A golf course architect could design the finest hole in the world, but it isn't legendary until there is a story to tell.
It certainly helps the hole's chances for such distinction if the world's best players compete for a major championship on it and that play was broadcast in HD (with Shot Tracer no less) for a global audience.
The pivotal 16th hole at TPC Harding Park, host of the 2020 PGA Championship, has that signature highlight thanks to newly minted PGA Champion Collin Morikawa. And now the 332-yard par 4 hole is deserving of inclusion among the must-play, public-access short par 4s in the United States.
Morikawa's clutch drive late Sunday at 16 in the final round led to the week's 10th eagle on the short par 4. It was certainly the most important, separating him from Paul Casey, who managed a crafty birdie on the hole minutes earlier from one of the bunkers guarding the front-left side of the green. Casey could only watch and smile as Morikawa's soaring tee shot rolled to 7 feet, 1 inch from the hole. (Watch it here)
That wasn't the first time the 16th hole assumed the highlight pedestal during the PGA. On Friday, the shot of the day was World No. 1 Justin Thomas' low, running fade that scooted onto the putting surface 18 feet from the hole (he couldn't convert the eagle putt).
That isn't to say there wasn't the chance for failure. There were 37 bogeys and five double bogeys on the week. In the final pairing on Sunday, Dustin Johnson hit his tee shot way left into the penalty area, but after a drop, miraculously holed out for birdie. Only the par-5 10th played easier to par. The popular, "good miss" appeared to be a tug into one of the left bunkers. Birdies were possible from there but generally required a long-ish putt. For the game's best, those bunkers aren't round killers, but on a hole that averaged 3.66 during the week, par is a bad score. Worse misses seemed to bleed right, where trees caused problems with pitch shots from the short side.

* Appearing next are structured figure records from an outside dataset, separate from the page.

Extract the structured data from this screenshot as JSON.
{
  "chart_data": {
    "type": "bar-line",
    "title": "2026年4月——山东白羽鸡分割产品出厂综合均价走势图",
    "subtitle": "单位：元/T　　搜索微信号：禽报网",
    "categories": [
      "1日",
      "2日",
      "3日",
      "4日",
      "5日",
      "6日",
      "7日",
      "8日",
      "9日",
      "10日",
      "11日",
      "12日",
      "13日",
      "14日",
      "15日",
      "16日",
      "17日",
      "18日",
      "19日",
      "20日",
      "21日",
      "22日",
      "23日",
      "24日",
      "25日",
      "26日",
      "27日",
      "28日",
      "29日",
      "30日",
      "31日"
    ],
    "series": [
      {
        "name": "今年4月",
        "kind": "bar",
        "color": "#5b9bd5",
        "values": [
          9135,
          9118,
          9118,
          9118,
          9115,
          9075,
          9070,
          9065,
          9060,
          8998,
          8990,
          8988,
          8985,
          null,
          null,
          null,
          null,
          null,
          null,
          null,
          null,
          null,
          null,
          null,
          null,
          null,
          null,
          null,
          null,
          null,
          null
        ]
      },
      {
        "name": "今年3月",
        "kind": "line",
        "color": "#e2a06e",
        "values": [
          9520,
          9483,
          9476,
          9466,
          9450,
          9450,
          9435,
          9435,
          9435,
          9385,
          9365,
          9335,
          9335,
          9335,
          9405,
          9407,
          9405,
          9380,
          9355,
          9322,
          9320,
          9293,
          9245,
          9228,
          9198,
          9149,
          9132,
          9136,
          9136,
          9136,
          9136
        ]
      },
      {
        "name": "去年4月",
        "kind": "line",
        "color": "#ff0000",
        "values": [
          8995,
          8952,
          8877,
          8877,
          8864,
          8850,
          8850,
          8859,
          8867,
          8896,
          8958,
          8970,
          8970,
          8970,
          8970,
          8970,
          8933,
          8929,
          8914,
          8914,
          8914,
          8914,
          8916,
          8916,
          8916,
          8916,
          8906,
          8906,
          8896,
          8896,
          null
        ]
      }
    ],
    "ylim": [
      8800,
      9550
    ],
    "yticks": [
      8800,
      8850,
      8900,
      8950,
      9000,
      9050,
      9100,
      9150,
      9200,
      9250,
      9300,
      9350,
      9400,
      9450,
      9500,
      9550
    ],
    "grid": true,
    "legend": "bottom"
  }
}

(Update: Architecture guru Geoff Shackelford went deep on the day-by-day Shotlink data for 16 on his blog, GeoffShackelford.com.)
The 16th certainly isn't the flashiest of short par 4s in America. There are no severe fall-offs or tiers on or around the green and the bunkers aren't terribly vicious. There are three bunkers guarding the left and one in front of the green on the right. Big cypress trees guard the right. It's pleasantly situated along Lake Merced, but is more benign compared to Chambers Bay's short, uphill 12th hole, which has more elevation change and towering dunes. It's less spectacular with fewer angles than the 16th at Bandon Dunes, which you can catch on the US Amateur NBC-GOLF coverage this week. And yet the simplicity of Harding's 1920s design still holds up in 2020 in elite competition.
The hole's design, the setup by the PGA's Kerry Haigh during the week and the spot in the routing all makes the 16th brilliant. Holes 12 and 13 are two of the course's toughest (playing 2nd and 3rd most difficult in scoring at the PGA), so by the time you reach 16, you're likely eager to get a shot or two back. It's really the last great birdie chance at Harding Park with a long-ish par 3 and par 4 to close. Morikawa didn't go for the green in the first three rounds.
"[Colt Knost] saw me Wednesday afternoon practicing on there," said Morikawa. "And he asked me if I was ever going to go for it. I told him a quick no, it's too much into the wind, why go for it.
"You know, my caddie, it was like 278 to the front, and just a good drive for me. It was going to land just short of that in this weather; it's going to bounce on up. He looked at me, he counted off and asked me what I wanted to do and I told him, let's hit a good drive."
Simply put, it's the right hole in the right place at the right time.
Speaking of memorable short par 4s in majors at public courses, I'm reminded of the 2008 U.S. Open at Torrey Pines, where the USGA had an alternate forward tee for the par-4 14th hole. The hole is typically one of many demanding par 4s there in the mid-400s, but for the final round they moved it up and it played a pivotal role down the stretch in the Tiger-Rocco dual. The South can be a pretty brutal examination of an average golfer's game. Using that forward tee full time for daily-fee play, as opposed to yet another long 4, might make that back nine more enjoyable. (Although in a recent interview with the San Diego Tribune, Rees Jones said he doesn't expect it to play as a drivable par 4 in next year's US Open.)
Torrey Pines North Course, by contrast, has two nice short 4s, as is to be expected with Tom Weiskopf-designed layouts.
As the San Francisco muni golfers return to TPC Harding Park this week, few will have the power to reach the 16th green with their drive, but they'll still have to consider their options. They can lay up short of the three bunkers or try and steer a left-to-right ball flight up the fairway close to the green. The middle-back tees play 320 yards - that's a long poke for golfers who don't make a living playing the sport. It might behoove the setup committee at TPC to move them up to a 260 or 270-range to give low-handicap amateurs a shot at ripping a driver through heavy air onto the front edge. Pace of play concerns may prevent that. Some may want to take a crack from where Morikawa hit his drive. Is there a plaque yet?